Okay, we should probably elaborate a bit more.
There are many things in physics we are unsure of. And this question is one of those. First we need to understand what do we mean by “travelling faster than light” light travels at a speed of
299 792 458 m / s in vacuum. Now why this speed and other mind bending stuff about light will be in another post. Anyways getting back to the topic,
What do we know about, what will happen if we just try to go faster than the speed of light? First it is not a hard stop. Your engine is not suddenly going to explode, nor are you going get pulled over by the intergalactic police for going too fast.
Firstly it’s going to take an unnecessarily long time to get somewhere even near the speed of light. So your spaceship starts from 0 m / s and it has to get to 299 792 458 m / s. Now considering you accelerate at 10g (10 time the force of gravity or 98 m/s), which is the absolute maximum speed that even top fighter pilots can briefly withstand and unless you are some kind of an Erich Hartmann you stand no chance of surviving that. Okay let’s consider you are somekind of an Erich Hartmann. Even then it would take you months to get anywhere near the 300 million m / s speed of light. And the whole time you would be pressed against your seat, unable to move at all. (Not very comfortable.) And even after all that, this is what happens: You never reach that magical 300 million m / s. Yes, you do keep going faster and faster but at one point you will find that getting more speed gets harder and harder. Now why is that? you might ask. Well the reason is
E = mc2 Einstein’s famous equation that turned physics upside down. It basically states that as an object goes faster it gains more mass and thus it get’s harder to accelerate it any further. And an object travelling at the speed of light will gain infinite mass. Therefore it is impossible to travel at or faster than the speed of light.

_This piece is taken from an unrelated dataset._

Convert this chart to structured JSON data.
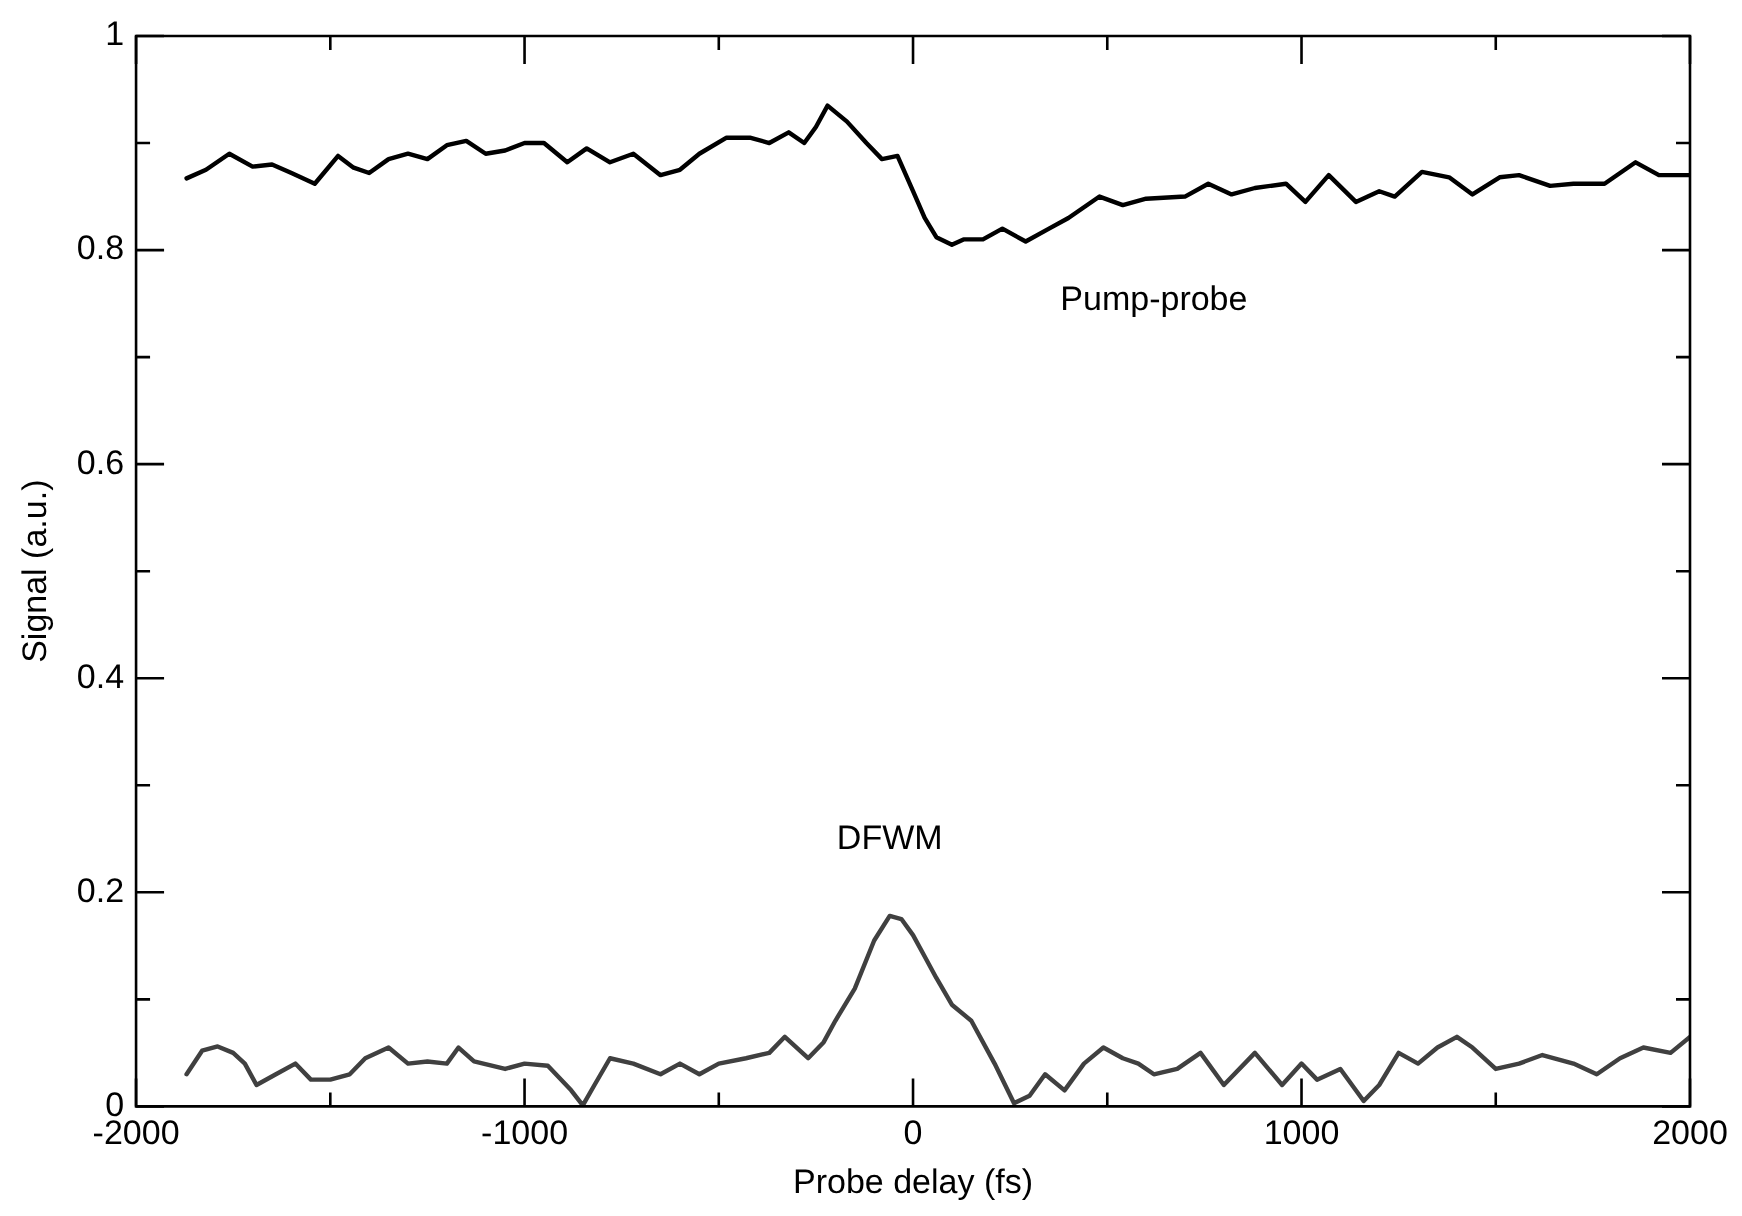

But Maybe We Can Visit Other Stars
Travelling faster than light is an intriguing possibility, not because anyone wants to win a race against photons but humans have a fundamental desire to explore the universe around us. Visit distant stars, land on alien planets, perhaps meet aliens and make friends with their silly pets – few people will turn down the opportunity to do any of these things. Those of you eager to jump onboard the first starship will be sad to hear that we cannot travel faster than 300 million metres per second as the nearest star to earth is 40000000000000000 metres away. But perhaps we are asking the wrong questions. Instead of asking,”Can we travel faster than light?”, we should ask,”Can we travel to distant stars in a reasonable amount of time?” because the answer to that is a very intriguing “Maybe, but it is expensive” . Warp drives and Wormholes are in theory possible, but that is a story for another time.

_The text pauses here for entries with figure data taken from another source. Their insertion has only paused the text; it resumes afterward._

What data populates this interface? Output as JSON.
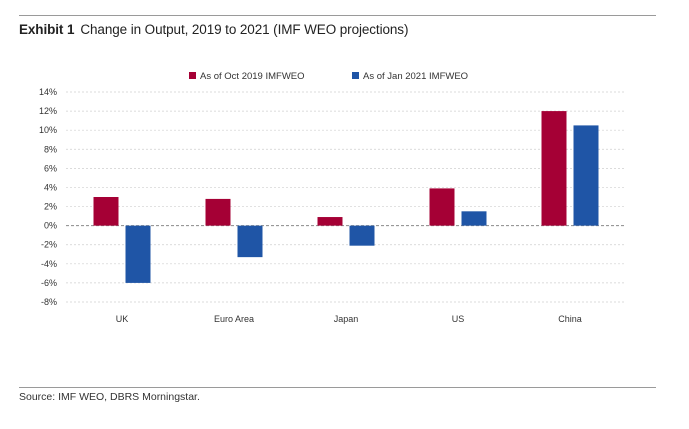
{
  "header": {
    "exhibit": "Exhibit 1",
    "title": "Change in Output, 2019 to 2021 (IMF WEO projections)"
  },
  "footer": {
    "source": "Source: IMF WEO, DBRS Morningstar."
  },
  "colors": {
    "series1": "#a50035",
    "series2": "#1f55a6",
    "grid": "#cfcfcf"
  },
  "chart_data": {
    "type": "bar",
    "title": "Change in Output, 2019 to 2021 (IMF WEO projections)",
    "xlabel": "",
    "ylabel": "",
    "categories": [
      "UK",
      "Euro Area",
      "Japan",
      "US",
      "China"
    ],
    "series": [
      {
        "name": "As of Oct 2019 IMFWEO",
        "values": [
          3.0,
          2.8,
          0.9,
          3.9,
          12.0
        ]
      },
      {
        "name": "As of Jan 2021 IMFWEO",
        "values": [
          -6.0,
          -3.3,
          -2.1,
          1.5,
          10.5
        ]
      }
    ],
    "ylim": [
      -8,
      14
    ],
    "yticks": [
      14,
      12,
      10,
      8,
      6,
      4,
      2,
      0,
      -2,
      -4,
      -6,
      -8
    ],
    "ytick_labels": [
      "14%",
      "12%",
      "10%",
      "8%",
      "6%",
      "4%",
      "2%",
      "0%",
      "-2%",
      "-4%",
      "-6%",
      "-8%"
    ],
    "grid": true,
    "legend": "top-center"
  }
}
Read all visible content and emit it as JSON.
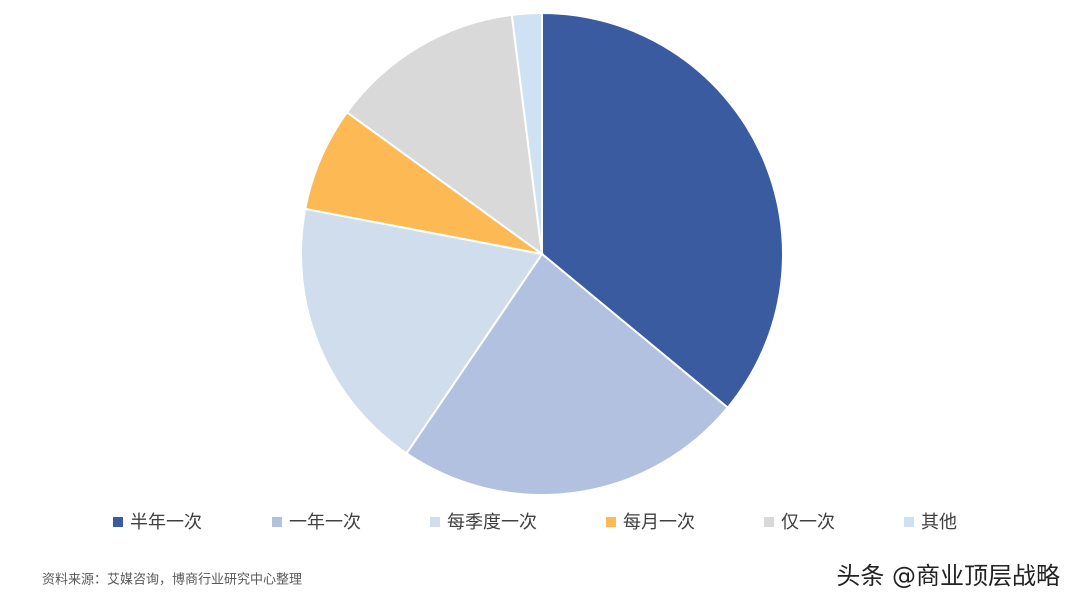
{
  "chart_data": {
    "type": "pie",
    "categories": [
      "半年一次",
      "一年一次",
      "每季度一次",
      "每月一次",
      "仅一次",
      "其他"
    ],
    "values": [
      36,
      23.5,
      18.5,
      7,
      13,
      2
    ],
    "colors": [
      "#3a5ba0",
      "#b3c1e1",
      "#d0dded",
      "#fdb954",
      "#d9d9d9",
      "#cfe2f3"
    ],
    "legend": "bottom",
    "source": "资料来源：艾媒咨询，博商行业研究中心整理",
    "watermark": "头条 @商业顶层战略"
  }
}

Let’s Keep the Dream Alive
Put aside the practical considerations-the impossible energy requirements and our lack of technology to create warp drives and wormholes-because these pesky details interfere with the awesome grandiose fantasy of interstellar travel that you, diligent reader, are entitled to after reading so many paragraphs that pour cold water on faster than light (FTL) travel.

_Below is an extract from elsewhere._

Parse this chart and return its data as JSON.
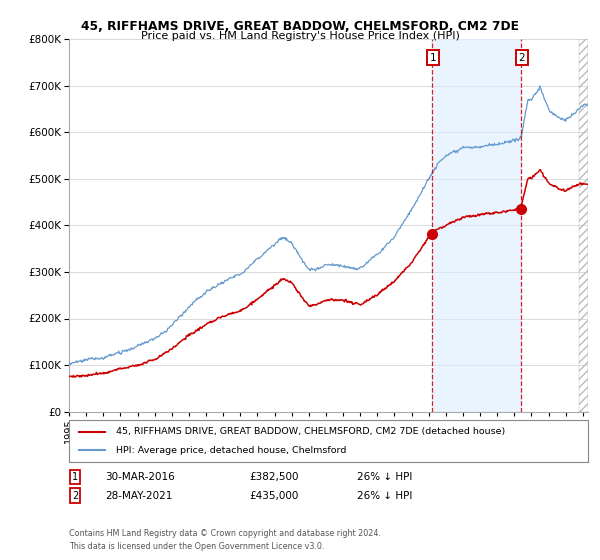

The challenges of compressing space or traversing wormholes are imensely difficult, but take heart in the fact that physicists have upgraded the problem of interstellar travel from “totally impossible” to “very difficult and monstrously difficult”, which is better than nothing.
Any predicting about the pace of technology far into the future would either be accidentally correct or embarrassingly naive, so we decline to make any. But humanity’s track record suggests that technological marvels are waiting for us in the future.And since there is not fundamental law of physics preventing us from visiting other stars, there is still hope.